You've got the rope. Now what? Here's a complete workout you can do today.
The Structure: Work + Rest
Beginners can't jump for 15 minutes straight. That's fine. We use intervals.
The Workout
Warm-up (3 minutes)
- Ankle circles, calf raises, arm circles
- 30 seconds of easy jumping or jumping without the rope
Round 1-5 (10 minutes)
Each round is 2 minutes:
- 30 seconds jumping
- 30 seconds rest (march in place)
- 30 seconds jumping
- 30 seconds rest
That's 5 minutes of actual jumping.
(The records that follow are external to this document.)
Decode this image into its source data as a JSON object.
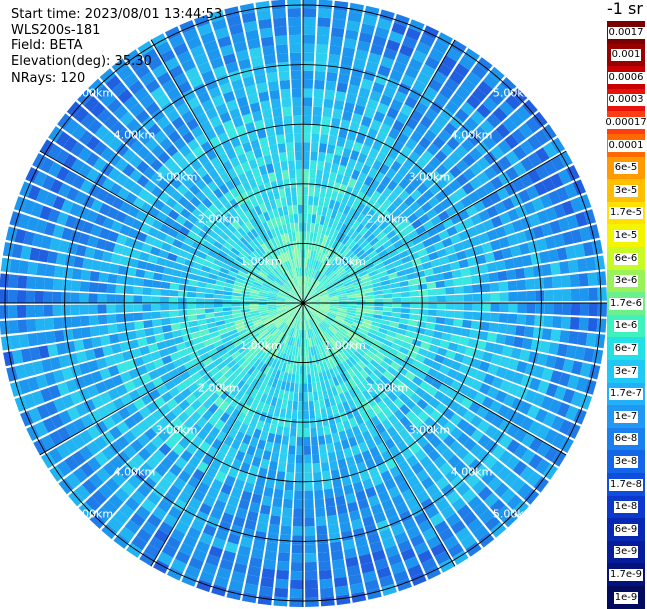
{
  "info": {
    "start_time": "Start time: 2023/08/01 13:44:53",
    "instrument": "WLS200s-181",
    "field": "Field: BETA",
    "elevation": "Elevation(deg): 35.30",
    "nrays": "NRays: 120"
  },
  "colorbar": {
    "unit_label": "-1 sr",
    "labels": [
      "0.0017",
      "0.001",
      "0.0006",
      "0.0003",
      "0.00017",
      "0.0001",
      "6e-5",
      "3e-5",
      "1.7e-5",
      "1e-5",
      "6e-6",
      "3e-6",
      "1.7e-6",
      "1e-6",
      "6e-7",
      "3e-7",
      "1.7e-7",
      "1e-7",
      "6e-8",
      "3e-8",
      "1.7e-8",
      "1e-8",
      "6e-9",
      "3e-9",
      "1.7e-9",
      "1e-9"
    ],
    "colors": [
      "#7a0000",
      "#990000",
      "#c60000",
      "#e81208",
      "#ff3d14",
      "#ff6a00",
      "#ff9a00",
      "#ffbf00",
      "#ffe000",
      "#f4f400",
      "#c8fa28",
      "#9af25a",
      "#6cf08c",
      "#3ef2be",
      "#22e0e6",
      "#20c8f6",
      "#22b0f8",
      "#2098f4",
      "#1a80ee",
      "#1466e8",
      "#104ede",
      "#0c38cc",
      "#0828b4",
      "#061c9a",
      "#04127c",
      "#020a5e"
    ]
  },
  "chart_data": {
    "type": "heatmap",
    "projection": "polar (PPI scan)",
    "field": "BETA",
    "n_rays": 120,
    "range_rings_km": [
      1,
      2,
      3,
      4,
      5
    ],
    "range_ring_labels": [
      "1.00km",
      "2.00km",
      "3.00km",
      "4.00km",
      "5.00km"
    ],
    "spoke_angles_deg": [
      0,
      30,
      60,
      90,
      120,
      150,
      180,
      210,
      240,
      270,
      300,
      330
    ],
    "max_range_km": 5.1,
    "colorscale": "log",
    "value_range": [
      1e-09,
      0.0017
    ],
    "pattern": "backscatter ~1e-6 near the lidar, ~1.7e-7 to 6e-7 at 1-2 km, ~3e-8 to 1.7e-7 at 3-5 km"
  }
}
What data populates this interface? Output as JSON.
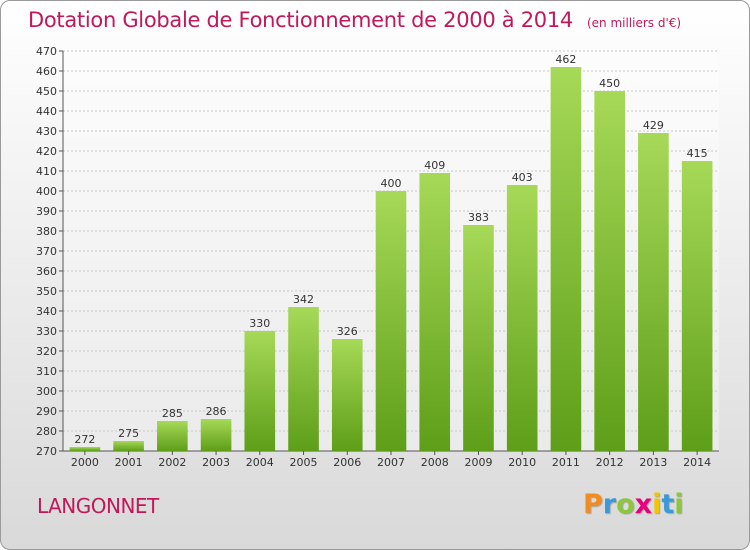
{
  "title": "Dotation Globale de Fonctionnement de 2000 à 2014",
  "unit": "(en milliers d'€)",
  "city": "LANGONNET",
  "logo": {
    "letters": [
      "P",
      "r",
      "o",
      "x",
      "i",
      "t",
      "i"
    ],
    "colors": [
      "#f28c1e",
      "#3a9ad9",
      "#8cc63f",
      "#e6007e",
      "#f2c500",
      "#3a9ad9",
      "#8cc63f"
    ]
  },
  "colors": {
    "title": "#c2185b",
    "bar_light": "#a6d957",
    "bar_dark": "#5e9e18"
  },
  "chart_data": {
    "type": "bar",
    "title": "Dotation Globale de Fonctionnement de 2000 à 2014",
    "xlabel": "",
    "ylabel": "",
    "categories": [
      "2000",
      "2001",
      "2002",
      "2003",
      "2004",
      "2005",
      "2006",
      "2007",
      "2008",
      "2009",
      "2010",
      "2011",
      "2012",
      "2013",
      "2014"
    ],
    "values": [
      272,
      275,
      285,
      286,
      330,
      342,
      326,
      400,
      409,
      383,
      403,
      462,
      450,
      429,
      415
    ],
    "ylim": [
      270,
      470
    ],
    "yticks": [
      270,
      280,
      290,
      300,
      310,
      320,
      330,
      340,
      350,
      360,
      370,
      380,
      390,
      400,
      410,
      420,
      430,
      440,
      450,
      460,
      470
    ],
    "grid": true,
    "legend": "none"
  }
}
Plenty for day one.
Cool-down (2 minutes)
- Slow walking in place
- Calf stretch (30 seconds each leg)
- Shoulder stretch
Progressions
| Week | Interval |
|---|---|
| Week 1-2 | 30 on / 30 off (as above) |
| Week 3-4 | 45 on / 30 off |
| Week 5-6 | 60 on / 30 off |
| Week 7+ | 60 on / 15 off, or continuous |
The Goal
Don't count jumps. Count time. Tripping doesn't matter - just restart and keep the clock running.
Track Your Progress
Note how many trips per round. Watch that number drop each week. That's your real progress.
Coach Joaquín's starter tip: "Show up three times a week. That's it. Consistency beats intensity every time."
This simple workout is all you need to get started. No fancy tricks, no complicated routines. Just 15 minutes, three times a week, and you'll be a confident jumper in 6 weeks.